IPPNW-Pressemitteilung vom 8. April 2020
Internationale Ärzte für die Verhütung des Atomkrieges,
Ärzte in sozialer Verantwortung e.V. (IPPNW), Sektion Deutschland

Kein Kauf von Atombombern im Schatten der Corona-Krise!

Brief von Ärztinnen und Ärzten an die Bundesregierung


Die von Verteidigungsministerin Annegret Kramp-Karrenbauer für diese Woche angekündigte Entscheidung über den Kauf neuer atomwaffenfähiger F-18 Kampfflugzeuge muss verschoben werden, fordert die ärztliche Friedensorganisation IPPNW in einem offenen Brief an die Bundesregierung.

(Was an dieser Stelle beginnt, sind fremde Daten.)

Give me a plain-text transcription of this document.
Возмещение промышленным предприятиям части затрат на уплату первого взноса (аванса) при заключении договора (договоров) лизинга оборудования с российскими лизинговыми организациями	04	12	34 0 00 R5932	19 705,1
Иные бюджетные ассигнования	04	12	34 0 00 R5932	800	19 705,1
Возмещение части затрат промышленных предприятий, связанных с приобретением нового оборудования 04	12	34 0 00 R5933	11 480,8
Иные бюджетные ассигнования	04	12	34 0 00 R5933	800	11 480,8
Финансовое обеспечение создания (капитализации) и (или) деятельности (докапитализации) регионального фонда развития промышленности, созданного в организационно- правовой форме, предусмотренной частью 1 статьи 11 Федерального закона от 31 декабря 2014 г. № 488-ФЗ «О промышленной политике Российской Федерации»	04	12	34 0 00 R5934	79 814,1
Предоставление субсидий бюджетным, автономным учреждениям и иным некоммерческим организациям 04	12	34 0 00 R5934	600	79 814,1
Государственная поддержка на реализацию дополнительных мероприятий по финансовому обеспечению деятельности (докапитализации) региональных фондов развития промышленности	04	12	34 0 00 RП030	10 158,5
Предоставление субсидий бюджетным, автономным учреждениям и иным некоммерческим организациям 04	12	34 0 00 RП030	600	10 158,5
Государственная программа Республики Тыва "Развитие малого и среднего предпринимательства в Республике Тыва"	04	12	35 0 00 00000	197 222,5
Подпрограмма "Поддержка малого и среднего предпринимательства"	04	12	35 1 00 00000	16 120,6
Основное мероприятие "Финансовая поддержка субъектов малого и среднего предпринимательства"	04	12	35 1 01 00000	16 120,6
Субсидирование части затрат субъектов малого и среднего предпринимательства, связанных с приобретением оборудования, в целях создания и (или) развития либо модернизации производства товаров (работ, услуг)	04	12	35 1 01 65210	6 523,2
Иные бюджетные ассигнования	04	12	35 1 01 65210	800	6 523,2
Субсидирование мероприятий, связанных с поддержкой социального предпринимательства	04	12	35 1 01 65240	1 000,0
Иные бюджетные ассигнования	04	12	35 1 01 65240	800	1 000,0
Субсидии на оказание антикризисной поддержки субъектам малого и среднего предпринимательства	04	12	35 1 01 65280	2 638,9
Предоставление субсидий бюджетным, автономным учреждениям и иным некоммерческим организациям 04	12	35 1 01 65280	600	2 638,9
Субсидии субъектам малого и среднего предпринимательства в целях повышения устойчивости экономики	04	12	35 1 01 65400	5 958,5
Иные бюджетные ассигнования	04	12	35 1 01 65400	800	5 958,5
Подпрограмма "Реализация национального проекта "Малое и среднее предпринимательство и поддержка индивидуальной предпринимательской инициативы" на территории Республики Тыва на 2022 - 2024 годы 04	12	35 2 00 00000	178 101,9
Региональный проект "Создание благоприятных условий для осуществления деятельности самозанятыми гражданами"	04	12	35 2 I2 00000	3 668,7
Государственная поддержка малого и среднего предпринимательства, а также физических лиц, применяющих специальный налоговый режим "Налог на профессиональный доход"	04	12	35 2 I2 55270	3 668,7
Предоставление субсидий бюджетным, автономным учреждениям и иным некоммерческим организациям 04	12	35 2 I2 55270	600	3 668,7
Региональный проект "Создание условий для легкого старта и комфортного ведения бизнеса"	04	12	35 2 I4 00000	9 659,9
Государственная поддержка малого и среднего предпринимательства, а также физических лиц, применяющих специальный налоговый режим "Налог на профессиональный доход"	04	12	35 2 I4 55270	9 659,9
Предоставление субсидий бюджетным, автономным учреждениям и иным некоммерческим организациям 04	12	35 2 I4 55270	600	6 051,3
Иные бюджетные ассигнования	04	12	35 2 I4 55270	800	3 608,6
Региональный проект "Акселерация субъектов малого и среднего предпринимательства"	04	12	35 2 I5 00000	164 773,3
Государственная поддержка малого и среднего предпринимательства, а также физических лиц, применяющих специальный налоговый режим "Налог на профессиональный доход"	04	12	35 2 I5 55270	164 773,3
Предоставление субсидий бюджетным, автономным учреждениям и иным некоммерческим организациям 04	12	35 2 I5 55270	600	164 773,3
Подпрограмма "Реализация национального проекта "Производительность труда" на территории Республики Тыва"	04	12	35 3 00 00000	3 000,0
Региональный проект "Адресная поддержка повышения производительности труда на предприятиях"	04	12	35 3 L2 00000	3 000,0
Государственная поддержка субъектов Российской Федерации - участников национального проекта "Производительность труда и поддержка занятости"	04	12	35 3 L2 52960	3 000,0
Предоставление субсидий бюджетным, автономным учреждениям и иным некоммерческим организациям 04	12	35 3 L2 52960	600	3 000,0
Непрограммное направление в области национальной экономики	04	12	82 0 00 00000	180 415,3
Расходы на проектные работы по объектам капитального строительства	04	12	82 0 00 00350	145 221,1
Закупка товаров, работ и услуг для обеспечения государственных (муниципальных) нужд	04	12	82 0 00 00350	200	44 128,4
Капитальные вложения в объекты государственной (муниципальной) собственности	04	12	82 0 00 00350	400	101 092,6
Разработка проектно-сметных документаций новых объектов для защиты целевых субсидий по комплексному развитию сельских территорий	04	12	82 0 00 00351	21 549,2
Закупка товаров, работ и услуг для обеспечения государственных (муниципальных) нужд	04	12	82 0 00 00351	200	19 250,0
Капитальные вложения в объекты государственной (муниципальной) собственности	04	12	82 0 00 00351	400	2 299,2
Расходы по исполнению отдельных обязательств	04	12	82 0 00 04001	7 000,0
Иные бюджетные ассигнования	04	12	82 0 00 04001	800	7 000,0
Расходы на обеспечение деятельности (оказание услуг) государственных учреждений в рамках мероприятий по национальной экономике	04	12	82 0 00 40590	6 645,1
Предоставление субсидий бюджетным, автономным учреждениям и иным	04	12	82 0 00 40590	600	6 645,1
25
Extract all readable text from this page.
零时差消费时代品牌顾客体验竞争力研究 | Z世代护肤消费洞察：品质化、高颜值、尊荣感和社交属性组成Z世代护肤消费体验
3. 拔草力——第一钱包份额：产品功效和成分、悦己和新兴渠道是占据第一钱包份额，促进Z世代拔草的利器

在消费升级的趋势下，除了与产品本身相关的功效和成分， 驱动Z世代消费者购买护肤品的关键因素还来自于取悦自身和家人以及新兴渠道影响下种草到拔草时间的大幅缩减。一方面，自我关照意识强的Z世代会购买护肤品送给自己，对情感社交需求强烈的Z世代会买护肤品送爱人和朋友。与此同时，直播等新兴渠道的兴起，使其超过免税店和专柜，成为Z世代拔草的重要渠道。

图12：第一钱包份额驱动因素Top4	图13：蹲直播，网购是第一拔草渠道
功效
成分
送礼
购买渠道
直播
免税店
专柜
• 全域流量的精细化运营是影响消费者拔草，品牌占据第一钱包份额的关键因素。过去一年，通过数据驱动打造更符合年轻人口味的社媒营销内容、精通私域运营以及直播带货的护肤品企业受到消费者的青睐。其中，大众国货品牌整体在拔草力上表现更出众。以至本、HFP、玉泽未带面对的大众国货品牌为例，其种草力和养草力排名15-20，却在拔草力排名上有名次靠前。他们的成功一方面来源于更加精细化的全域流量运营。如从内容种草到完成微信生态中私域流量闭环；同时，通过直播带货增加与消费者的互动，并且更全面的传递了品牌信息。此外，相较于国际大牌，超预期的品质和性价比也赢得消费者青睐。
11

Die F-18 sollen die veralteten Tornados der Bundeswehr ersetzen und dazu dienen, die in Büchel stationierten Atomwaffen im Ernstfall ins Ziel zu fliegen. Obwohl der Bundestag 2010 den Abzug der Atomwaffen aus Deutschland gefordert hatte, wäre mit dem Kauf der F-18 die Fortsetzung der Stationierung von Atomwaffen in Deutschland für weitere Jahrzehnte faktisch beschlossen.

In Kürze sollen die US-Atomwaffen in Büchel durch "moderne" Atomwaffen vom Typ B61-12 mit erweiterten Einsatzfähigkeiten ersetzt werden. Die jetzt vom Verteidigungsministerium geplante Entscheidung würde deshalb die erste atomare Aufrüstung in Deutschland seit den 80er Jahren einleiten.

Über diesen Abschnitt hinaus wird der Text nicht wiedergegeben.